Short leases under the microscope
We pride ourselves on finding solutions to the challenges of locating and securing the perfect property for our clients. One way of prising open the very tightly supplied prime London property market is to embrace approaches that others are ignoring. Many buyers and investors will not even consider a property with a short lease, often, says Black Brick Associate Partner Caroline Takla, without fully understanding the legal right of a leaseholder to extend the lease or the clear process for extension that exists in the UK.
“Short leases can be an attractive way of gaining a foothold in the prime central London market where properties are extremely rare. Short leases are often misunderstood – despite the criteria for lease extension being relatively straightforward. UK legislation provides that once a property has been owned for two years the leaseholder has the legal right to extend the lease by another 90 years and the ground rent becomes a peppercorn. Leaseholders qualify as long as the original lease was longer than 21 years, regardless of how many years are remaining when the leasehold is purchased.”
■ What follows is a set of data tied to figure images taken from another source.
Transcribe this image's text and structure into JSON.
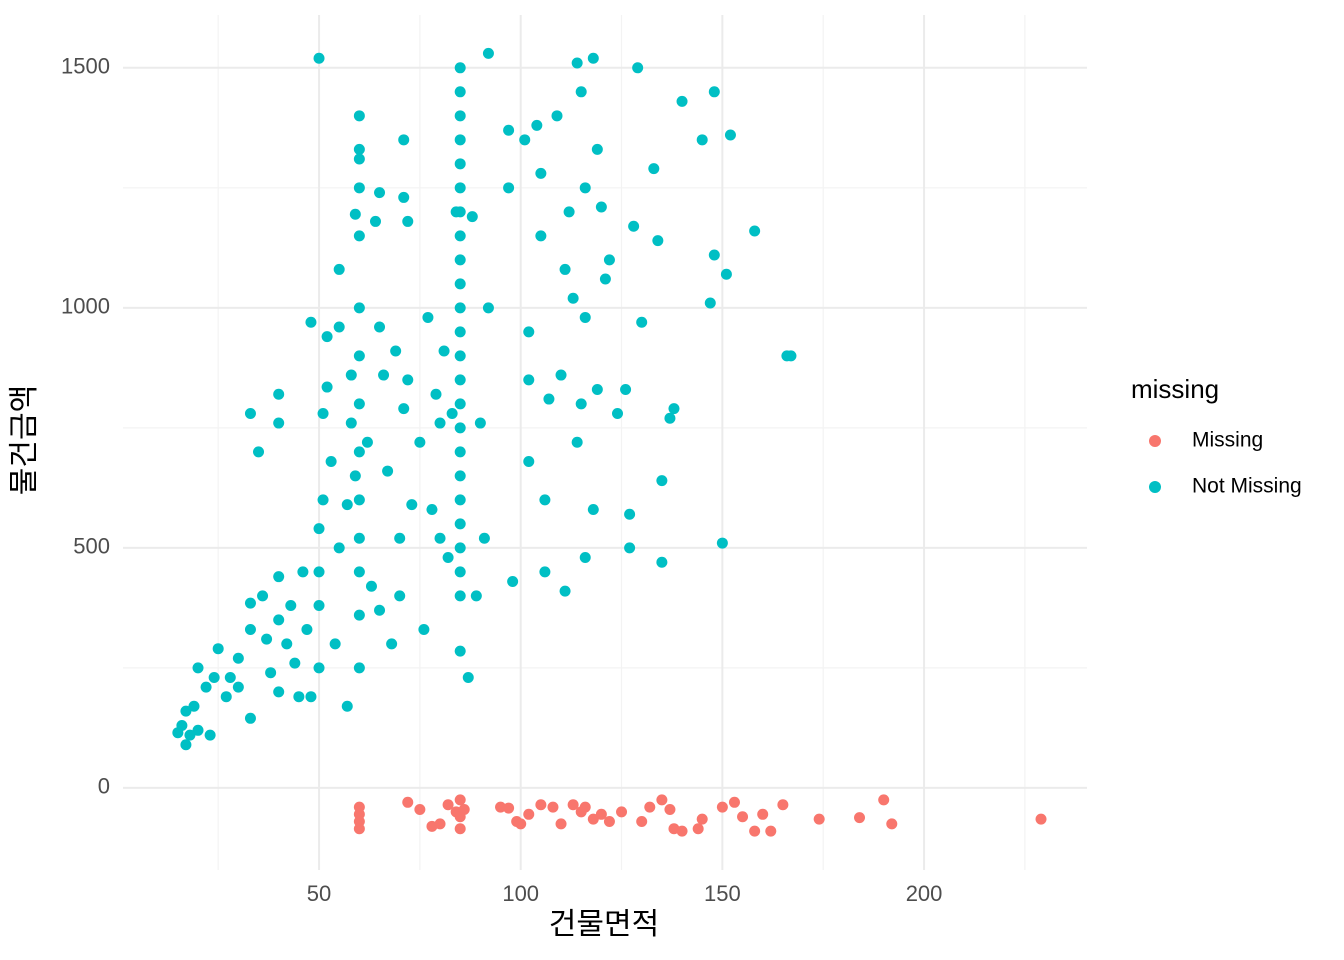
{
  "chart_data": {
    "type": "scatter",
    "x_label": "건물면적",
    "y_label": "물건금액",
    "legend_title": "missing",
    "xlim": [
      1.4,
      240.4
    ],
    "ylim": [
      -171,
      1610
    ],
    "xticks": [
      50,
      100,
      150,
      200
    ],
    "yticks": [
      0,
      500,
      1000,
      1500
    ],
    "minor_xticks": [
      25,
      75,
      125,
      175,
      225
    ],
    "minor_yticks": [
      250,
      750,
      1250
    ],
    "grid": true,
    "legend": "right",
    "series": [
      {
        "name": "Missing",
        "color": "#F8766D",
        "x": [
          60,
          60,
          60,
          60,
          72,
          75,
          78,
          80,
          82,
          84,
          85,
          85,
          85,
          86,
          95,
          97,
          99,
          100,
          102,
          105,
          108,
          110,
          113,
          115,
          116,
          118,
          120,
          122,
          125,
          130,
          132,
          135,
          137,
          138,
          140,
          144,
          145,
          150,
          153,
          155,
          158,
          160,
          162,
          165,
          174,
          184,
          190,
          192,
          229
        ],
        "values": [
          -40,
          -55,
          -70,
          -85,
          -30,
          -45,
          -80,
          -75,
          -35,
          -50,
          -25,
          -60,
          -85,
          -45,
          -40,
          -42,
          -70,
          -75,
          -55,
          -35,
          -40,
          -75,
          -35,
          -50,
          -40,
          -65,
          -55,
          -70,
          -50,
          -70,
          -40,
          -25,
          -45,
          -85,
          -90,
          -85,
          -65,
          -40,
          -30,
          -60,
          -90,
          -55,
          -90,
          -35,
          -65,
          -62,
          -25,
          -75,
          -65
        ]
      },
      {
        "name": "Not Missing",
        "color": "#00BFC4",
        "x": [
          15,
          16,
          17,
          17,
          18,
          19,
          20,
          20,
          22,
          23,
          24,
          25,
          27,
          28,
          30,
          30,
          33,
          33,
          33,
          33,
          35,
          36,
          37,
          38,
          40,
          40,
          40,
          40,
          40,
          42,
          43,
          44,
          45,
          46,
          47,
          48,
          48,
          50,
          50,
          50,
          50,
          50,
          51,
          51,
          52,
          52,
          53,
          54,
          55,
          55,
          55,
          57,
          57,
          58,
          58,
          59,
          59,
          60,
          60,
          60,
          60,
          60,
          60,
          60,
          60,
          60,
          60,
          60,
          60,
          60,
          60,
          62,
          63,
          64,
          65,
          65,
          65,
          66,
          67,
          68,
          69,
          70,
          70,
          71,
          71,
          71,
          72,
          72,
          73,
          75,
          76,
          77,
          78,
          79,
          80,
          80,
          81,
          82,
          83,
          84,
          85,
          85,
          85,
          85,
          85,
          85,
          85,
          85,
          85,
          85,
          85,
          85,
          85,
          85,
          85,
          85,
          85,
          85,
          85,
          85,
          85,
          85,
          85,
          85,
          87,
          88,
          89,
          90,
          91,
          92,
          92,
          97,
          97,
          98,
          101,
          102,
          102,
          102,
          104,
          105,
          105,
          106,
          106,
          107,
          109,
          110,
          111,
          111,
          112,
          113,
          114,
          114,
          115,
          115,
          116,
          116,
          116,
          118,
          118,
          119,
          119,
          120,
          121,
          122,
          124,
          126,
          127,
          127,
          128,
          129,
          130,
          133,
          134,
          135,
          135,
          137,
          138,
          140,
          145,
          147,
          148,
          148,
          150,
          151,
          152,
          158,
          166,
          167
        ],
        "values": [
          115,
          130,
          90,
          160,
          110,
          170,
          120,
          250,
          210,
          110,
          230,
          290,
          190,
          230,
          270,
          210,
          330,
          385,
          145,
          780,
          700,
          400,
          310,
          240,
          820,
          760,
          440,
          350,
          200,
          300,
          380,
          260,
          190,
          450,
          330,
          970,
          190,
          540,
          450,
          380,
          250,
          1520,
          600,
          780,
          835,
          940,
          680,
          300,
          1080,
          960,
          500,
          170,
          590,
          760,
          860,
          1195,
          650,
          1400,
          1330,
          1310,
          1250,
          1150,
          1000,
          900,
          800,
          700,
          600,
          520,
          450,
          360,
          250,
          720,
          420,
          1180,
          1240,
          960,
          370,
          860,
          660,
          300,
          910,
          520,
          400,
          1230,
          1350,
          790,
          1180,
          850,
          590,
          720,
          330,
          980,
          580,
          820,
          760,
          520,
          910,
          480,
          780,
          1200,
          1500,
          1450,
          1400,
          1350,
          1300,
          1250,
          1200,
          1150,
          1100,
          1050,
          1000,
          950,
          900,
          850,
          800,
          750,
          700,
          650,
          600,
          550,
          500,
          450,
          400,
          285,
          230,
          1190,
          400,
          760,
          520,
          1530,
          1000,
          1370,
          1250,
          430,
          1350,
          950,
          850,
          680,
          1380,
          1280,
          1150,
          600,
          450,
          810,
          1400,
          860,
          1080,
          410,
          1200,
          1020,
          1510,
          720,
          1450,
          800,
          1250,
          980,
          480,
          1520,
          580,
          1330,
          830,
          1210,
          1060,
          1100,
          780,
          830,
          570,
          500,
          1170,
          1500,
          970,
          1290,
          1140,
          640,
          470,
          770,
          790,
          1430,
          1350,
          1010,
          1110,
          1450,
          510,
          1070,
          1360,
          1160,
          900,
          900
        ]
      }
    ]
  }
}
James Rangeley of JSS Egerton, a leading specialist in lease renewals, provides more detail: “Where the vendor is a qualifying tenant, it is also possible for them to serve the statutory notice onto their landlord(s) and then assign the benefit of that notice to the purchaser. This is particularly common in sales involving ‘short’ leases, and where the purchaser does not wish to wait until they satisfy the ownership test.”
We believe short leases represent a good solution for cash rather than leveraged buyers. Short leases may also hold particular attractions for rental investors due to intrinsically higher yields.
Black Brick team expands
In other news we are delighted to announce a new face to the Black Brick team. Philip Seidl joins Black Brick having spent a number of years acquiring high quality residential and commercial properties for private clients throughout London as a Director of Templeton Property Search and previously as a Senior Buying Consultant at Oakhall Property Source. Prior to property search, Philip spent a highly successful and enjoyable 18 years in the music industry working for Sony, Telstar and Sanctuary Music Group handling the careers of a variety of world renowned artists.
Philip has an impressive reputation amongst his clients for offering complete discretion and anonymity. His passion for property allows him to inject enthusiasm and professionalism into his role. Philip is married with two young children and enjoys playing tennis and golf. For his sins, Philip is a devoted fan of Liverpool FC – and thus brings a sense of boundless optimism to all his endeavours!